Q84. Why Stateful Set over Deployment with PVC?

Answer:

Stateful Sets provide:

  • Stable pod identity (persistent network IDs and hostnames)
  • Ordered deployment and scaling
  • Per-pod persistent storage (via PVCs)

Q85. Will Stateful Set pods always stay on the same node?

Answer:

No. Pod identity remains the same, but Kubernetes may reschedule pods to a different node during failures or upgrades.


Q86. How do you access RDS in a private subnet?

Answer:

  • Via a bastion host that has access to the private subnet.
  • Using a VPN or AWS Direct Connect for secure connectivity.

Q87. Which SonarQube edition have you used?

Answer:

I have used SonarQube Community Edition and SonarCloud for CI/CD integration.


Q88. How do you upgrade an Amazon RDS MySQL database from version 7.0 to 8.0?

Answer:

Upgrading RDS MySQL should be tested in lower environments before production.

  1. Check compatibility (deprecated features, SQL mode changes).
  2. Create a snapshot backup of the RDS instance.
  3. Upgrade any read replicas first (if present).
  4. Modify the RDS instance and select MySQL 8.0 as the target engine version.
  5. Decide whether to apply immediately or during the maintenance window.
  6. Monitor logs and application connectivity post-upgrade.

Best Practice: Always upgrade in QA/staging before production.


Q89. How do you configure RDS so that only one user can access it at a time?

Answer:

This can be enforced at multiple layers:

  • Database Level: Create only one DB user and restrict privileges.
  • Security Groups: Allow inbound access only from a single IP or EC2 instance.
  • IAM Authentication: Enable IAM-based authentication for a single IAM role/user.
  • Connection Limits: Set max_user_connections = 1 in the DB parameter group.

Q90. In a multi-account AWS environment, how do users in one account access resources in another account?

Answer:

This is achieved using IAM Cross-Account Role Access.

  1. Create an IAM role in the resource-owning account.
  2. Add a trust policy allowing the other AWS account to assume the role.
  3. Attach required permissions to the role.
  4. Users in the other account use sts:AssumeRole to access resources.

This is secure and avoids sharing long-term credentials.
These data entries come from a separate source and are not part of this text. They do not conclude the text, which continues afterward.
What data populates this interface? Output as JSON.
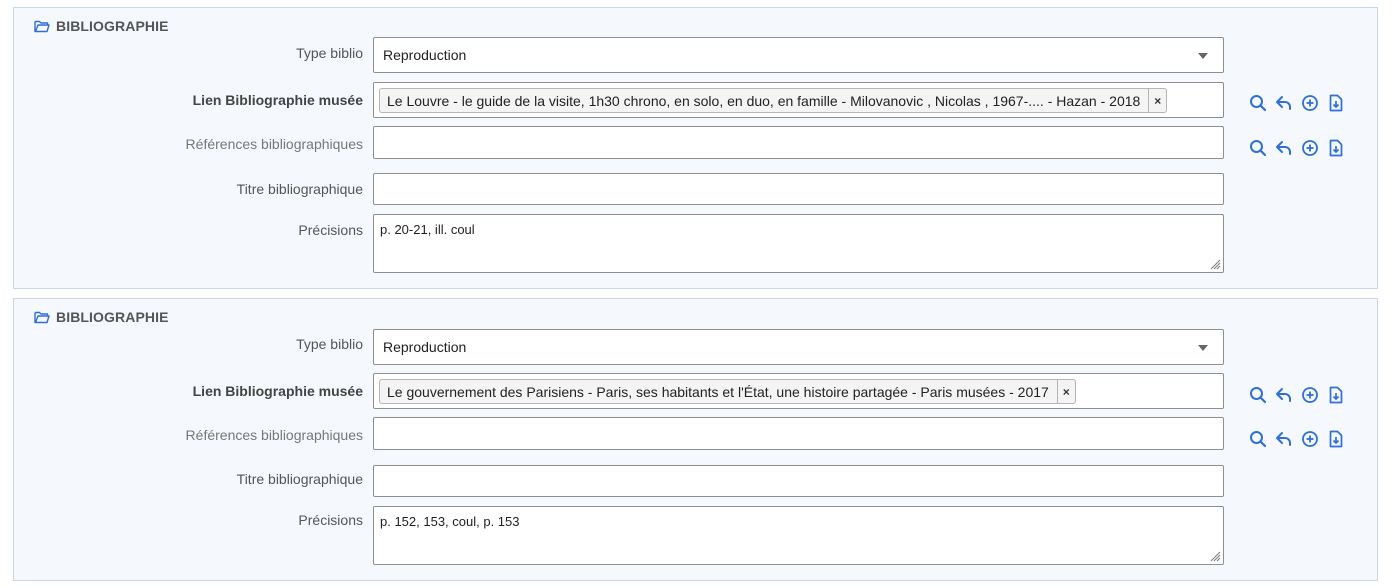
{
  "colors": {
    "accent": "#2f6fd6",
    "panel_bg": "#f5f8fd",
    "panel_border": "#c9d6e8"
  },
  "icons": {
    "header": "folder-open-icon",
    "actions": [
      "search-icon",
      "reply-icon",
      "add-circle-icon",
      "file-import-icon"
    ]
  },
  "sections": [
    {
      "title": "BIBLIOGRAPHIE",
      "type_label": "Type biblio",
      "type_value": "Reproduction",
      "lien_label": "Lien Bibliographie musée",
      "lien_tag": "Le Louvre - le guide de la visite, 1h30 chrono, en solo, en duo, en famille - Milovanovic , Nicolas , 1967-.... - Hazan - 2018",
      "tag_remove": "×",
      "refs_label": "Références bibliographiques",
      "refs_value": "",
      "titre_label": "Titre bibliographique",
      "titre_value": "",
      "precisions_label": "Précisions",
      "precisions_value": "p. 20-21, ill. coul"
    },
    {
      "title": "BIBLIOGRAPHIE",
      "type_label": "Type biblio",
      "type_value": "Reproduction",
      "lien_label": "Lien Bibliographie musée",
      "lien_tag": "Le gouvernement des Parisiens - Paris, ses habitants et l'État, une histoire partagée - Paris musées - 2017",
      "tag_remove": "×",
      "refs_label": "Références bibliographiques",
      "refs_value": "",
      "titre_label": "Titre bibliographique",
      "titre_value": "",
      "precisions_label": "Précisions",
      "precisions_value": "p. 152, 153, coul, p. 153"
    }
  ]
}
Q91. While creating an EC2 instance, you get an “IP address exceeded” error. How do you troubleshoot?

Answer:

This error occurs when the subnet has no available IP addresses.

Troubleshooting Steps:

  • Check the subnet CIDR and available IPs.
  • Remember AWS reserves 5 IP addresses per subnet.
  • Identify unused or stopped instances consuming IPs.
  • Delete unused ENIs (Elastic Network Interfaces).

Fix Options:

  • Create a new subnet with a larger CIDR block.
  • Use a different subnet with free IP addresses.
  • Redesign VPC IP addressing if hitting limits frequently.